В ее ответе не хватало убежденности, и Люк ослабил хватку на ее плечах.
– Нет, правда. Даже Тестиг, родной брат Гарольда, стремясь захватить корону, боролся против него и привел в Англию норвежского короля Хардрада. Выслушай меня, Кора. Вильгельм объединит Англию под единой властью. Бароны, может быть, еще и станут поднимать мятежи и сражаться друг с другом, но все это будет значить не больше, чем мелкие потасовки.
Напряженные плечи Коры расслабились под его руками, и, взглянув ему прямо в глаза, она сказала:
– Я понимаю, что все, что ты говоришь, правда. Но мне трудно привыкнуть к мысли, что…
– Конечно, я понимаю. Но Вильгельм будет заботиться о благополучии Англии, поскольку он любит эту страну.
– Даже больше Нормандии? – Взгляд Коры стал насмешливым. – Нормандия для него превыше всего.
– Но ведь он родился там.
– И что из этого? Ты, например, родился здесь, но я что-то не слышала от тебя похвал родной земле. Ты вечно восхваляешь все нормандское.
Это было едкое замечание, но справедливое, и Люк проворчал:
– Со мной совсем другое дело. Моя неприязнь личного свойства, а Вильгельм не питает недобрых чувств к Англии. Им движет только чувство ответственности.
– А ты сам? Ты винишь всю страну за то, что тебя обидели брат и отец.
Ее насмешливый тон рассердил Люка, и он взглянул на нее с яростным негодованием.
– Я не виню Англию, нет. А демонов, терзающих мою душу, я сумею победить сам. Нам не стоит обсуждать это с тобой, иначе впоследствии ты будешь упрекать меня этим. Лучше нам не касаться всех этих больных проблем.
– Я никогда не стану упрекать тебя за то, в чем ты не был виноват. Ты заблуждаешься относительно меня.
– Неужели? Я так не думаю.
Кора резким движением вырвалась, негодующе сдвинув брови и сжав рот.
– Я вовсе не дура. Я могу быть упрямой, я могу ошибаться, но я не настолько глупа, чтобы считать и тебя глупцом. Во всем, что ты делаешь, есть какой-то смысл. Ты уже доказал это за время своего управления Вулфриджем.

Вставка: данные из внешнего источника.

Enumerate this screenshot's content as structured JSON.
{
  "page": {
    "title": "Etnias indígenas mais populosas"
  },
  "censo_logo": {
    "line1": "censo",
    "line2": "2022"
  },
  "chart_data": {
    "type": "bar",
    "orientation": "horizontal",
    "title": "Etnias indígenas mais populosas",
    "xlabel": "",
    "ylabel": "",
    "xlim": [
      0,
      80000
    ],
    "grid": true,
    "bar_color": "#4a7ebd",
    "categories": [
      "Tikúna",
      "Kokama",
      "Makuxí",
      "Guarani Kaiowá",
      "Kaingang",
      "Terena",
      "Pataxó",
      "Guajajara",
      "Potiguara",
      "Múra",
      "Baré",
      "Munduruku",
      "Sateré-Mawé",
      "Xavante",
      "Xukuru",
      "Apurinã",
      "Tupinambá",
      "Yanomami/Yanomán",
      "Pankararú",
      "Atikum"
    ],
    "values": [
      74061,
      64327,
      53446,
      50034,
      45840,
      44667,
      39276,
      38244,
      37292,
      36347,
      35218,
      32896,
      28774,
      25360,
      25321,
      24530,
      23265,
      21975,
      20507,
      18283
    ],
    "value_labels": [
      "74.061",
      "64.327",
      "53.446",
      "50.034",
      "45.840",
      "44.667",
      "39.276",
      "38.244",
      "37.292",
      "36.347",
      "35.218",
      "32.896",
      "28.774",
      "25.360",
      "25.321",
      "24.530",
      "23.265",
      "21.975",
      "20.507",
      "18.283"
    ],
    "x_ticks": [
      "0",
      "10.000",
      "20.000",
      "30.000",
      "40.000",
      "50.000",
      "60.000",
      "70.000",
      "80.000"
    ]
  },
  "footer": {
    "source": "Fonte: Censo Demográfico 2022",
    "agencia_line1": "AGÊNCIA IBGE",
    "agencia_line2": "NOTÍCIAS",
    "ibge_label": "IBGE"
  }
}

– Никак не ожидал услышать из ваших уст похвалу, мадам.
– Черт тебя побери, Люк Луве! – Она бросила на него сердитый взгляд. – Ты же понимаешь, что я не могу не одобрять того, что ты делаешь здесь. Эти укрепленные стены, заполненные амбары, этот порядок, который ты навел. И хотя главный зал выглядит теперь безвкусно, потеряв былую красоту, которой я восхищалась, в целом ты проявил много заботы и усилий, чтобы улучшить владения.
Люк с удивлением посмотрел на нее, и на лице его гнев сменился радостным удивлением, но Кора оставалась серьезной. Румянец по-прежнему горел на ее щеках, в глазах сверкал сердитый огонь. Она опустила ресницы, чтобы скрыть внезапные слезы.
– Значит, ты не одобряешь нормандское убранство? – спросил он.
– Оно безвкусно, – повторила Кора, не вдаваясь в подробности.
– Безвкусно? – Это показалось ему забавным. – Помилуй, дорогая, а эти ваши тряпки, закрывающие убогие стены, это что, было лучше?
– Лучше, чем показуха и бахвальство! На кого ты надеешься произвести впечатление, на Освальда? – вспылила она. – Да этого толстяка не поразит даже золотой папский скипетр. Да будет вам известно, милорд, что на саксов большее впечатление производит обилие еды и питья, чем золотые тарелки и пышные гобелены. Если хочешь поразить Освальда своим богатством, вели зажарить по целому быку над каждым очагом и выставить огромные бочки с элем.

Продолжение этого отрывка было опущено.